History provides examples of success—and failure. Back in the mid-1800s, whaling, which provided oil for the lamps that lighted much of the Western world, was the fifth-largest industry in the United States. By the second half of that century, whale oil was replaced by kerosene, which in turn was rendered obsolete by the electric light. The whaling industry collapsed.

By contrast, the Fisher Brothers, who manufactured horse-drawn carriages at the turn of the 20th century, adapted to the changing times. Realizing that their future was tied to the fledgling auto industry, they redesigned their product to handle the stresses and strains of the new technology. They morphed into the fabulously successful Fisher Body Company, which eventually became a division of General Motors.

The fossil fuel industry is at a similar crossroads today, and at least two of the companies in the UCS survey—BP and Chevron—ventured into the renewable energy business a decade ago. When they did not realize quick profits, however, they sold off their holdings. Others, notably ExxonMobil, flatly reject the idea of diversifying into renewables because, as the oil giant’s CEO Rex Tillerson told his shareholders, “We choose not to lose money on purpose.”
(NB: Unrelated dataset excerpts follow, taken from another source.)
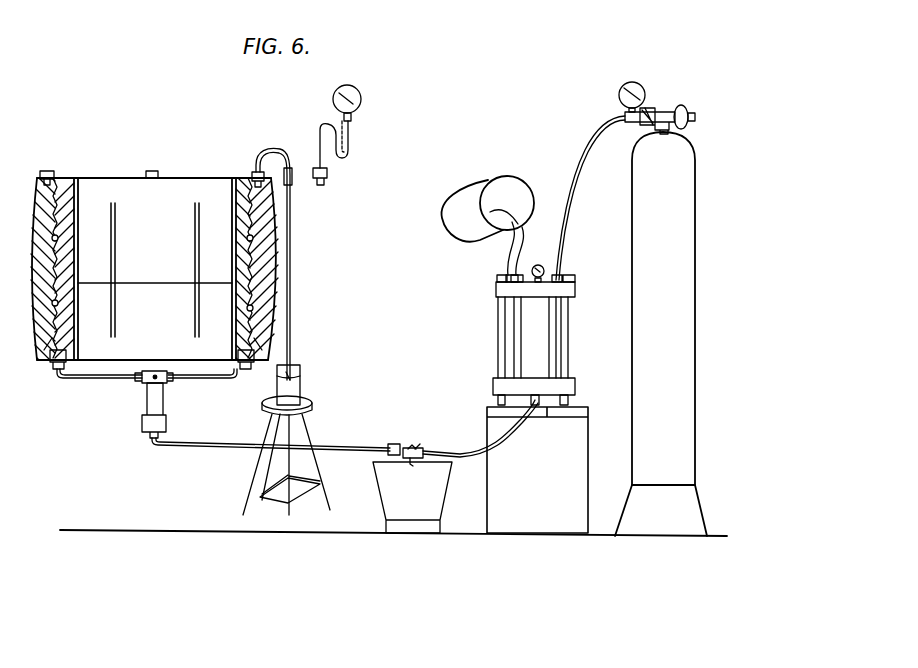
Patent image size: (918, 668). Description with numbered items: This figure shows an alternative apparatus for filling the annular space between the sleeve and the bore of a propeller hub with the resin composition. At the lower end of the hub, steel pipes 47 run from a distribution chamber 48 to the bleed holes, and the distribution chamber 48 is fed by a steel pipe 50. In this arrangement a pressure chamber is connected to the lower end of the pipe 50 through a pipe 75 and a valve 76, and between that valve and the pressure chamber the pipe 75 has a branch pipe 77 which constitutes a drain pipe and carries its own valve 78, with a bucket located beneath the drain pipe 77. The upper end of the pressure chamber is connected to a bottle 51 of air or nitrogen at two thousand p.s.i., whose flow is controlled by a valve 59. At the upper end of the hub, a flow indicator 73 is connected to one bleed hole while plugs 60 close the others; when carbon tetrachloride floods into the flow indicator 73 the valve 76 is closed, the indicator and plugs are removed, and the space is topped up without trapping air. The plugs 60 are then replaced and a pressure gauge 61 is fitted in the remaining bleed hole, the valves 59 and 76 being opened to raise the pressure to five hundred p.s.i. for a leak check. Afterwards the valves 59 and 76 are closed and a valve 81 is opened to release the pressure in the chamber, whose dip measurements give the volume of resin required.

The steel pipes 47 is at (105, 381).
The distribution chamber 48 is at (161, 406).
The steel pipe 50 is at (200, 447).
The bottle 51 is at (640, 228).
The valve 59 is at (649, 112).
The plugs 60 is at (147, 173).
The pressure gauge 61 is at (333, 97).
The flow indicator 73 is at (291, 262).
The pipe 75 is at (511, 436).
The valve 76 is at (400, 440).
The branch pipe 77 is at (413, 464).
The valve 78 is at (410, 463).
The valve 81 is at (539, 264).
Given that scientists project that energy companies worldwide will have to leave 60 to 80 percent of their reserves in the ground to ensure average temperatures do not rise more than 2 degrees Celsius, that’s shortsighted thinking at best, especially when governments around the world are finally getting serious about curbing global warming emissions. In any case, maximizing quarterly profits at all costs to placate Wall Street stifles innovation. When Toyota first introduced the Prius, the company lost money on every one it sold. Now it dominates the hybrid market because it was willing to invest in a long-term strategy.

The oil and gas companies we surveyed had a choice and, by and large, they chose to dig in deeper, further entrenching themselves into fossil fuel dependency when they could have morphed into low-carbon and carbon-free energy companies and diversified their portfolios.

They are now paying a price for their negligence. ExxonMobil , for example, is currently under investigation for fraud after evidence surfaced indicating that the company knew about the risks of climate change for decades yet continued to sell a product it knew was harmful. Meanwhile, several coal companies—including Peabody Energy and Arch Coal—have declared bankruptcy.

We are not going to end the world’s dependence on fossil fuels immediately. Coal, oil and gas companies are going to continue to operate for years to come. That said, they can no longer be allowed to mislead the public and their shareholders about the threat their products pose to the planet. Likewise, governments must require them to fully disclose the risks of climate change to their operations and the full extent of their global warming emissions—and come up with credible plans to reduce them. To ensure their own future—and our children’s and grandchildren’s future—fossil fuel companies must develop new low-carbon and carbon-free products and technologies and support sensible public policies to curb global warming emissions.

Gretchen Goldman is the research director for the Center for Science and Democracy at the Union of Concerned Scientists. In her role, Dr. Goldman leads research efforts on the role of science in public policy, focusing on topics ranging from scientific integrity in government decision-making, to political interference in science-based standards on hydraulic fracturing, climate change, sugar, and chemicals. She holds a Ph.D. and M.S. in environmental engineering from the Georgia Institute of Technology, and a B.S. in atmospheric science from Cornell University.